Mt Cattlin’s already secured orders from China: In March Galaxy and General struck a deal to sell 60,000 tons to two Chinese lithium converters for USD36 million. They’ll sell a further 120,000 tons to the same buyers next year at a price that depends on the market. That former price pegs Mt Cattlin’s lithium concentrate at about USD600 a ton, but Tse thinks there’s wiggle room for that to move higher. A quick chemistry lesson: Before lithium concentrate can be used in applications like lithium-ion batteries, it needs to be converted to lithium carbonate. One ton of lithium carbonate requires about eight tons of lithium concentrate. Right now converters sell lithium carbonate at about USD13,000 a ton, which means there’s some big margins emerging from that process. “A lot of the margin is going to the converters,” Tse admits. “But we didn’t want to be too aggressive [on price] in the first year of ramp up” in the event of any production hiccups.

Galaxy Resources could also benefit from being one of the newer sources of supply. As Canaccord Genuity analyst Reg Spencer points out, Mt Cattlin is one of only two new sources of hard rock lithium coming online in the next couple of years. Galaxy’s Tse argues lithium miners have dawdled in ramping up production to meet demand, leading him to forecast the lithium carbonate market will be undersupplied for at least the next five years. His arithmetic suggests demand will rise by 20,000 tons annually from its current 160,000 tons a year. “I can count all of the projects on one hand” that are coming online in that time, Tse says.

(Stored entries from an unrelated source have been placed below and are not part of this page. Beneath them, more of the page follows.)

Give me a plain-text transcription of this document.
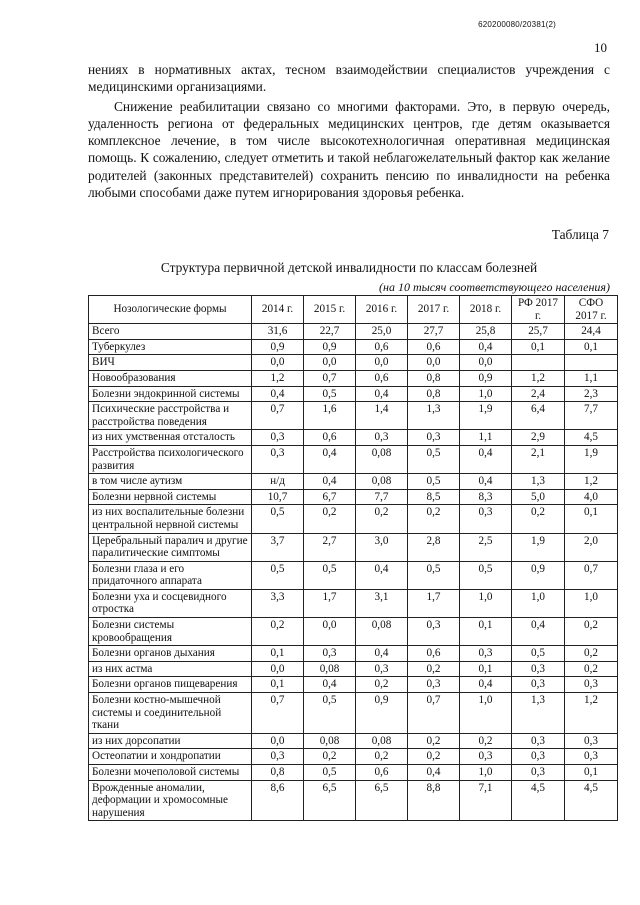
620200080/20381(2)
10

нениях в нормативных актах, тесном взаимодействии специалистов учреждения с медицинскими организациями.

Снижение реабилитации связано со многими факторами. Это, в первую очередь, удаленность региона от федеральных медицинских центров, где детям оказывается комплексное лечение, в том числе высокотехнологичная оперативная медицинская помощь. К сожалению, следует отметить и такой неблагожелательный фактор как желание родителей (законных представителей) сохранить пенсию по инвалидности на ребенка любыми способами даже путем игнорирования здоровья ребенка.

Таблица 7
Структура первичной детской инвалидности по классам болезней
(на 10 тысяч соответствующего населения)
Нозологические формы	2014 г.	2015 г.	2016 г.	2017 г.	2018 г.	РФ 2017 г.	СФО 2017 г.
Всего	31,6	22,7	25,0	27,7	25,8	25,7	24,4
Туберкулез	0,9	0,9	0,6	0,6	0,4	0,1	0,1
ВИЧ	0,0	0,0	0,0	0,0	0,0		
Новообразования	1,2	0,7	0,6	0,8	0,9	1,2	1,1
Болезни эндокринной системы	0,4	0,5	0,4	0,8	1,0	2,4	2,3
Психические расстройства и расстройства поведения	0,7	1,6	1,4	1,3	1,9	6,4	7,7
из них умственная отсталость	0,3	0,6	0,3	0,3	1,1	2,9	4,5
Расстройства психологического развития	0,3	0,4	0,08	0,5	0,4	2,1	1,9
в том числе аутизм	н/д	0,4	0,08	0,5	0,4	1,3	1,2
Болезни нервной системы	10,7	6,7	7,7	8,5	8,3	5,0	4,0
из них воспалительные болезни центральной нервной системы	0,5	0,2	0,2	0,2	0,3	0,2	0,1
Церебральный паралич и другие паралитические симптомы	3,7	2,7	3,0	2,8	2,5	1,9	2,0
Болезни глаза и его придаточного аппарата	0,5	0,5	0,4	0,5	0,5	0,9	0,7
Болезни уха и сосцевидного отростка	3,3	1,7	3,1	1,7	1,0	1,0	1,0
Болезни системы кровообращения	0,2	0,0	0,08	0,3	0,1	0,4	0,2
Болезни органов дыхания	0,1	0,3	0,4	0,6	0,3	0,5	0,2
из них астма	0,0	0,08	0,3	0,2	0,1	0,3	0,2
Болезни органов пищеварения	0,1	0,4	0,2	0,3	0,4	0,3	0,3
Болезни костно-мышечной системы и соединительной ткани	0,7	0,5	0,9	0,7	1,0	1,3	1,2
из них дорсопатии	0,0	0,08	0,08	0,2	0,2	0,3	0,3
Остеопатии и хондропатии	0,3	0,2	0,2	0,2	0,3	0,3	0,3
Болезни мочеполовой системы	0,8	0,5	0,6	0,4	1,0	0,3	0,1
Врожденные аномалии, деформации и хромосомные нарушения	8,6	6,5	6,5	8,8	7,1	4,5	4,5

These include Rockwood Lithium’s La Negra brine project in Chile, as well as Orocobre’s ( ORE. AU ) Salar de Olaroz mine in Argentina, where production is being ramped up. “Even if all of these come online and they hit the capacity in the timeline they say they will, we’re still looking at a 30% to 40% supply gap for five years,” Tse reckons, adding that prices of up to USD20,000 a ton for lithium carbonate “are the new normal.”

Tse points to sales of electric vehicles, particularly in China, as driving the run-up in prices. Choking air pollution has led China to give top billing to the environment when it comes to policy-making. The country wants to get 20% of its energy requirements from non-fossil fuels by 2030. Last year, around 380,000 electric vehicles were sold in China, many of these buses for public transportation. China plans to have five million electric vehicles on the road by 2020, while India is targeting six million. Meanwhile, Tesla Motors’ ( TSLA ) new Model 3 sedan – prices start at $35,000 – is accelerating the company’s moves to drive widespread adoption of electric cars. Tesla’s gigafactory plans to produce 500,000 lithium-ion batteries a year.

Galaxy’s other major going concern is its Sal de Vida lithium brine project in Argentina, located in South America’s so called ‘lithium triangle', where other lithium producers such as SQM and Lithium Americas have teamed up to build a processing plant on the salars. Tse wants the project to begin production in late 2018 or 2019. First though, Galaxy will draw up a new economic feasibility study this year. Tse expects capital costs to have fallen significantly because of the weaker Argentine peso and removal of some levies by the country’s new pro-business leader.